Saturday, April 10, 2021

Watches and Wonders: New Explorer 36mm






A MINIMALIST'S

WATCH GETS

SMALLER


Explorer Returns to 36mm Size







By DANNY CRIVELLO



To me the biggest surprise of this year's Rolex announcement is the Explorer's return to 36mm. A reduction in size of three millimeters in such an iconic model is not something I would have expected from Rolex, especially not less than a year after it had made both the Submariner and Oyster Perpetual larger.




What made the announcement even more stunning to me is that you rarely see Rolex create a design change to only walk it back a few years later. But this is Rolex saying fashion trends can change fast, and we are not shackled by past decisions.


What we learned also from the Rolex announcement this week—or were reminded rather—is that Rolex is the Michael Jordan of two-tone. After all, it invented two-tone, a signature feature of the brand since 1933, and it's often said that Rolex's number-one selling watch in the world is a two-tone Ladies Datejust.
 





What is different today is that more and more sports watches are getting the bi-metal treatment—to Rolex purists' chagrin—watches that have long been a staple of their Professional collection. While we take for granted the brand's full-gold Submariner, GMT or Daytona, I could almost feel a collective gasp from the watch community at Baselworld 2019, as if feeling betrayed, when the brand unveiled the two-tone Sea-Dweller. Et tu, Rolexus?

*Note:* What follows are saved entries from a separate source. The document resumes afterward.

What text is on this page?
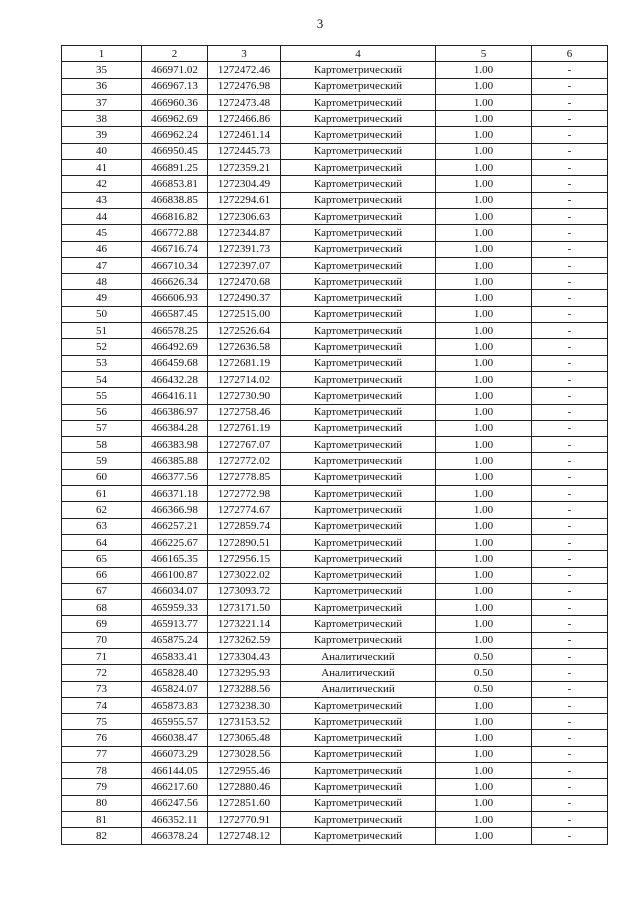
3
1	2	3	4	5	6
35	466971.02	1272472.46	Картометрический	1.00	-
36	466967.13	1272476.98	Картометрический	1.00	-
37	466960.36	1272473.48	Картометрический	1.00	-
38	466962.69	1272466.86	Картометрический	1.00	-
39	466962.24	1272461.14	Картометрический	1.00	-
40	466950.45	1272445.73	Картометрический	1.00	-
41	466891.25	1272359.21	Картометрический	1.00	-
42	466853.81	1272304.49	Картометрический	1.00	-
43	466838.85	1272294.61	Картометрический	1.00	-
44	466816.82	1272306.63	Картометрический	1.00	-
45	466772.88	1272344.87	Картометрический	1.00	-
46	466716.74	1272391.73	Картометрический	1.00	-
47	466710.34	1272397.07	Картометрический	1.00	-
48	466626.34	1272470.68	Картометрический	1.00	-
49	466606.93	1272490.37	Картометрический	1.00	-
50	466587.45	1272515.00	Картометрический	1.00	-
51	466578.25	1272526.64	Картометрический	1.00	-
52	466492.69	1272636.58	Картометрический	1.00	-
53	466459.68	1272681.19	Картометрический	1.00	-
54	466432.28	1272714.02	Картометрический	1.00	-
55	466416.11	1272730.90	Картометрический	1.00	-
56	466386.97	1272758.46	Картометрический	1.00	-
57	466384.28	1272761.19	Картометрический	1.00	-
58	466383.98	1272767.07	Картометрический	1.00	-
59	466385.88	1272772.02	Картометрический	1.00	-
60	466377.56	1272778.85	Картометрический	1.00	-
61	466371.18	1272772.98	Картометрический	1.00	-
62	466366.98	1272774.67	Картометрический	1.00	-
63	466257.21	1272859.74	Картометрический	1.00	-
64	466225.67	1272890.51	Картометрический	1.00	-
65	466165.35	1272956.15	Картометрический	1.00	-
66	466100.87	1273022.02	Картометрический	1.00	-
67	466034.07	1273093.72	Картометрический	1.00	-
68	465959.33	1273171.50	Картометрический	1.00	-
69	465913.77	1273221.14	Картометрический	1.00	-
70	465875.24	1273262.59	Картометрический	1.00	-
71	465833.41	1273304.43	Аналитический	0.50	-
72	465828.40	1273295.93	Аналитический	0.50	-
73	465824.07	1273288.56	Аналитический	0.50	-
74	465873.83	1273238.30	Картометрический	1.00	-
75	465955.57	1273153.52	Картометрический	1.00	-
76	466038.47	1273065.48	Картометрический	1.00	-
77	466073.29	1273028.56	Картометрический	1.00	-
78	466144.05	1272955.46	Картометрический	1.00	-
79	466217.60	1272880.46	Картометрический	1.00	-
80	466247.56	1272851.60	Картометрический	1.00	-
81	466352.11	1272770.91	Картометрический	1.00	-
82	466378.24	1272748.12	Картометрический	1.00	-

Jose Pereztroika, who has done amazing horological forensic research both for these pages and his blog, Perezcope, pointed out to me after the 45-minute Webex conference with Rolex that we actually have historical precedence: A two-tone Explorer can be traced back to the brand's two-tone Bubbleback.



All watches have their origin story and Rolex’s can be traced back to the so-called Bubbleback. It wasn’t Rolex's first timepiece, but it was quite probably their first breakthrough best-seller, a cornerstone of sorts in the quest to associate the Rolex brand with terms such as reliability, toughness, precision. The Oyster Perpetual is an evolution to the Bubbleback. And of course, the Explorer is an homage to the Oyster Perpetual worn during the numerous Himalayan expeditions and the conquest of Mount Everest.



But for me, the return to the 36mm size, the same size as the original Explorer of 1953, is checking two boxes for Rolex: 

1) Adding a vintage flair to a modern watch, a strategy other brands have long adopted. (Keen eyes will notice the move of the "EXPLORER" text from 6 to 12 o'clock, like in vintage Explorers.)

2) Creating a watch that can be worn both by men and women. (A Rolex rep told me that when it comes to fashion in watches "there is no gender anymore" though she could envision women being drawn to the two-tone Explorer while some men might favor the Explorer II.)




Finally, the last thing that struck me during the Explorer's announcement is that Rolex continues to make improvement because, well, it is Rolex even though no one asked for them. No one had complained about the Chromalight, yet Rolex decided to improve it with this generation of the Explorer and going forward with new models. The new Chromalight makes the blue intensity last longer at night, while during the day the markers and hands will show a brighter white hue. 




A two-tone Explorer at 36mm is so unique in the Rolex line-up that for me it is a watch I will be looking for when it hits the stores as early as April in the U.S.